Вместе стояли в универмаге за ангорскими костюмами. Все нервничали, большие размеры, как всегда, кончались. Алла Ивановна нервничала тоже. А как же? Лялечке костюм достанется, а Галочке? Обидно же будет. Никодимов стоял в очереди перед ней. Широкий, как шкаф, лицо красное, полное, руки крепкие, крестьянские, лысоват, нос картошкой. В пальто, шляпе и с портфелем. Дядька и дядька. Но если приглядеться – представительный. По-провинциальному, конечно (то, что он приезжий, Алла Ивановна поняла сразу).
– За костюмчиком тоже? – осведомилась Алла Ивановна. – Вот жене подарок будет!
Он мотнул головой:
– Сестре. Разведен я.
Алла Ивановна не в меру возбудилась.
– И что, проездом в Москве? – интересовалась она.
А что удивительного? В очереди люди всегда общаются. Постоишь часа два или три… Никодимов устал, хотел есть и пить, в пальто было невыносимо жарко. Очереди он ненавидел, впрочем, как всякий мужик, Москву не любил и слегка презирал, как всякий провинциал. Хотел домой. Очень хотел домой. До дрожи. Хотя дома было тоже мама не горюй.
Никодимов жил на кухне в шесть квадратных метров. Это после развода. Бывшая жена Зинаида занимала комнату четырнадцати метров. Она, их общая с Никодимовым дочка Любашка и новый Зинаидин муж Митрофанов, водитель автобазы номер пять. Хам и свинья. Под стать бывшей супруге Зинаиде, чтоб ей…
На ночь Никодимов разбирал на кухне раскладушку. Митрофанов вставал в шесть утра и начинал жарить яичницу. Горячие масляные брызги со сковородки летели Никодимову на лицо. Он укрывался с головой одеялом. В совмещенный санузел тоже было не попасть. Там Зинаида минут сорок строила на голове из белых, травленных до безжизненности паклевидных волос замысловатую башню. Дочка Любашка, позевывая, выходила на кухню без «здрасте» и «доброго утра». Хотя какое там доброе утро? Покой наступал только вечером. Все утихомиривались, и Никодимов читал газеты и пил на кухне чай.

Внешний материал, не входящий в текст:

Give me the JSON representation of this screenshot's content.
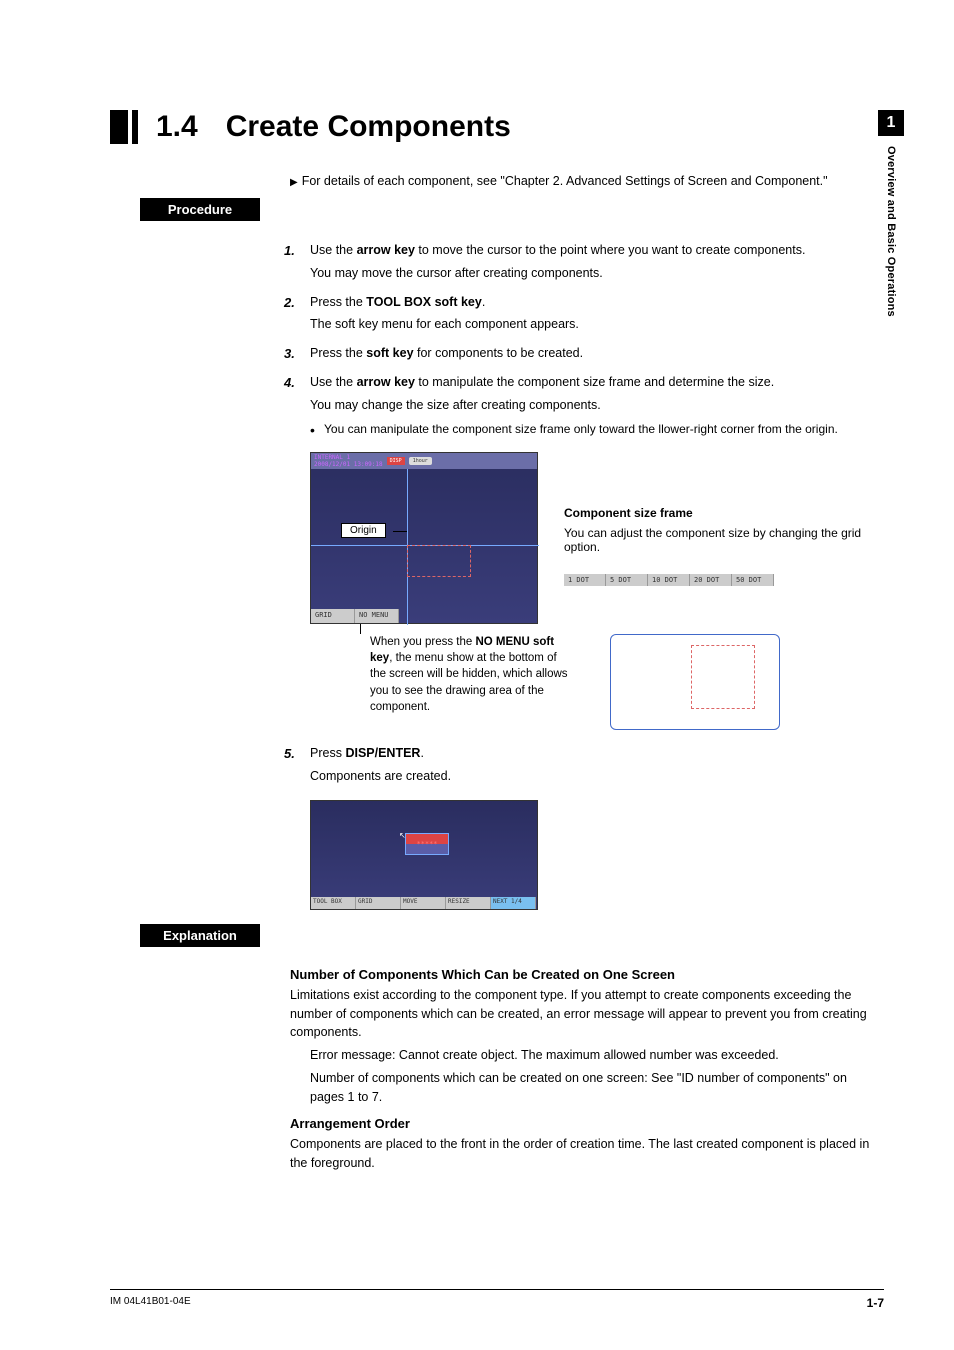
{
  "sideTab": {
    "num": "1",
    "text": "Overview and Basic Operations"
  },
  "heading": {
    "num": "1.4",
    "title": "Create Components"
  },
  "topNote": "For details of each component, see \"Chapter 2.  Advanced Settings of Screen and Component.\"",
  "labels": {
    "procedure": "Procedure",
    "explanation": "Explanation"
  },
  "steps": {
    "s1a": "Use the ",
    "s1b": "arrow key",
    "s1c": " to move the cursor to the point where you want to create components.",
    "s1sub": "You may move the cursor after creating components.",
    "s2a": "Press the ",
    "s2b": "TOOL BOX soft key",
    "s2c": ".",
    "s2sub": "The soft key menu for each component appears.",
    "s3a": "Press the ",
    "s3b": "soft key",
    "s3c": " for components to be created.",
    "s4a": "Use the ",
    "s4b": "arrow key",
    "s4c": " to manipulate the component size frame and determine the size.",
    "s4sub": "You may change the size after creating components.",
    "s4bullet": "You can manipulate the component size frame only toward the llower-right corner from the origin.",
    "s5a": "Press ",
    "s5b": "DISP/ENTER",
    "s5c": ".",
    "s5sub": "Components are created."
  },
  "fig1": {
    "headerLine1": "INTERNAL 1",
    "headerLine2": "2008/12/01 13:09:18",
    "badge": "DISP",
    "pill": "1hour",
    "originLabel": "Origin",
    "footBtns": [
      "GRID",
      "NO MENU"
    ],
    "rightTitle": "Component size frame",
    "rightText": "You can adjust the component size by changing the grid option.",
    "dotBtns": [
      "1 DOT",
      "5 DOT",
      "10 DOT",
      "20 DOT",
      "50 DOT"
    ],
    "callout1": "When you press the ",
    "callout1b": "NO MENU soft key",
    "callout1c": ", the menu show at the bottom of the screen will be hidden, which allows you to see the drawing area of the component."
  },
  "fig2": {
    "componentText": "*****",
    "btns": [
      "TOOL BOX",
      "GRID",
      "MOVE",
      "RESIZE",
      "NEXT 1/4"
    ]
  },
  "explain": {
    "h1": "Number of Components Which Can be Created on One Screen",
    "p1": "Limitations exist according to the component type. If you attempt to create components exceeding the number of components which can be created, an error message will appear to prevent you from creating components.",
    "p2": "Error message: Cannot create object. The maximum allowed number was exceeded.",
    "p3": "Number of components which can be created on one screen: See \"ID number of components\" on pages 1 to 7.",
    "h2": "Arrangement Order",
    "p4": "Components are placed to the front in the order of creation time. The last created component is placed in the foreground."
  },
  "footer": {
    "left": "IM 04L41B01-04E",
    "right": "1-7"
  }
}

Сестра – добрая душа – звала жить к себе. Но у нее самой – семеро по лавкам и три малюсенькие комнатухи.
Вообще-то самое разумное в положении Никодимова было жениться, создать семью, так сказать. Но требовалась женщина свободная и с жилплощадью – а с этим было никак. Была одна, Вера, малярша, женщина хорошая, чистоплотная, приятной наружности, – но жила со старухой-матерью на восьми метрах. Еще имелась инженерша с комбината. Бой-баба. У нее была квартира – но в квартире жило еще два ее пацана. Тоже не вариант. Вот тебе и город невест. Это в песне хорошо поется, а поди устрой жизнь. И все равно хотелось домой.
Москва на него давила, плющила всей своей мощью и объемом.
Алла Ивановна смотрела на Никодимова, как удав на кролика.
– Ну вот, миленько. Уже совсем близко. И возьмем костюмчики, – приговаривала она и нервно посматривала на часы. Никодимов тоже посмотрел на часы и вздохнул.
– Торопитесь? – осведомилась навязчивая дамочка.
Никодимов мотнул головой; до поезда оставалось четыре часа, до костюмов – минут двадцать. Когда подошли к прилавку, Алла Ивановна схватила два костюма, больше в руки не давали, и попросила Никодимова взять второй для нее. Никодимов пожал плечом и взял деньги.
На улицу вышли одновременно.
– Ох, дайте дух перевести! – кокетничала Алла Ивановна.
Никодимов опять пожал плечом, дескать, пожалуйста, кто ж мешает. Он опять посмотрел на часы и подумал, что надо двигаться к вокзалу, да и перекусить где-нибудь по дороге, на вокзале цены кусаются.
– Послушайте, – вдруг обратилась к нему дамочка. – Как ваше имя-отчество, простите?
– Петр Степаныч, – глухо буркнул Никодимов.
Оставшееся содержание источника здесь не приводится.